Investing in people is a long-term investment

  • Expenditure on the social sector: Public spending on the social sector is an investment in the future, especially in a country with a predominantly young population.
  • As an example: A destitute mother’s income from MGNREGA work may ensure that her children do not have to go to school on an empty stomach.
  • Underinvestment in education and health: Underinvestment in education and health will harm India’s chances in a global economy dominated by knowledge. Millions of young people are frustrated because they lack access to affordable education and decent jobs.
  • For example, in 2022, only 2.6% of the nearly 1.9 million candidates who took the NEET were able to secure a seat in a government college for MBBS.
  • Government spending on health and education can help both supply and demand in a knowledge-driven economy, with more new jobs as teachers and doctors, particularly for women, and a greater supply of younger professionals and skilled workers.

The value of social sector spending in terms of long-term growth and social welfare

  • Putting Capital Expenditures in Comparison to Social Sector Spending: Subsidies and social sector spending are frequently labelled as wasteful, in contrast to capital expenditures, which are generally considered productive. It is widely assumed that cutting social sector spending will not harm economic growth; however, this is not the case.
  • Reduced Social Sector Spending Has a Negative Impact: Cutting social sector spending not only exacerbates existing social inequalities, but also dampens long-term growth prospects.
  • For example, in India, only 9.8% of workers have regular jobs that provide some form of social security. As a result, policies such as the Mahatma Gandhi National Rural Employment Guarantee Act (MGNREGA) and free food distribution have provided a lifeline to millions of poor Indians affected by the COVID-19 pandemic and joblessness.

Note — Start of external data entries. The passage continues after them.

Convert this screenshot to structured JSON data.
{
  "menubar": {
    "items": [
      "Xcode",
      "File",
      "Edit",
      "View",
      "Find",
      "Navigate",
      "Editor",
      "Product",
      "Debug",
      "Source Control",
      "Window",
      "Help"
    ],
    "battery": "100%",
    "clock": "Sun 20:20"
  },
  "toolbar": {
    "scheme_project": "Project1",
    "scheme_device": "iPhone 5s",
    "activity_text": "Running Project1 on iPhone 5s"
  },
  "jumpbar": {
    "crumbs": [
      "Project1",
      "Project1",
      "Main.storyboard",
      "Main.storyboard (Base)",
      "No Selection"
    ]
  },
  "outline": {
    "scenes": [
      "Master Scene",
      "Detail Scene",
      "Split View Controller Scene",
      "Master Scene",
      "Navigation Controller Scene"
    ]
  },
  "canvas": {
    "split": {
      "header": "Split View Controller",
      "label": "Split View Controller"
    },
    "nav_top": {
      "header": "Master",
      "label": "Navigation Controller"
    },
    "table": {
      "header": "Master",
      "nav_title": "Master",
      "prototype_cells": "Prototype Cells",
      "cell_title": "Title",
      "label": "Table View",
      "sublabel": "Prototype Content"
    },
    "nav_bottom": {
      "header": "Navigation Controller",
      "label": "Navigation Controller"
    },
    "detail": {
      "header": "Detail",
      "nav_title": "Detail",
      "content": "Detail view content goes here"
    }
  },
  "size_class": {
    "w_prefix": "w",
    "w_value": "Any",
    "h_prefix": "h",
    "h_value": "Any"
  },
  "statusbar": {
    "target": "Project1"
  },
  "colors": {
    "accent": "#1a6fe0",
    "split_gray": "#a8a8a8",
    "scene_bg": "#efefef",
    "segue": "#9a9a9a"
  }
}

Unfounded concerns about the fiscal deficit

  • Inflated Fears Have a Negative Impact: Fears about the fiscal deficit and government debt will be counterproductive in a country like India, which has vast reserves of untapped human and other resources.
  • The fact that the majority of India’s government debt is held by domestic financial institutions does not pose a threat: External agencies are only owed a small portion of India’s public debt (4.2 percent of GDP in 2022), which does not pose a threat. Domestic financial institutions, such as public sector banks and insurance companies, hold the majority of India’s public debt. This is a debt owed by the government to the people of this country, whose savings have been mobilised by financial institutions.
  • For example, Greece and, most recently, Sri Lanka’s economic crisis were caused by external debt.
  • A Virtuous Debt Cycle: Higher levels of development and income will result in the accumulation of new savings, which can be used to pay off debts. Borrowing to feed and educate all of its young citizens will allow asset-poor and socially disadvantaged households to gain the skills needed to enter the new job market.

@the end

This is without a doubt a “make or break moment” for a generation of young Indians. There is little hope for them to escape poverty, a lack of skills, and discontent unless public spending on human capabilities increases. However, if the government invests in food security, health, and education, India’s youth can thrive and shine brightly around the world.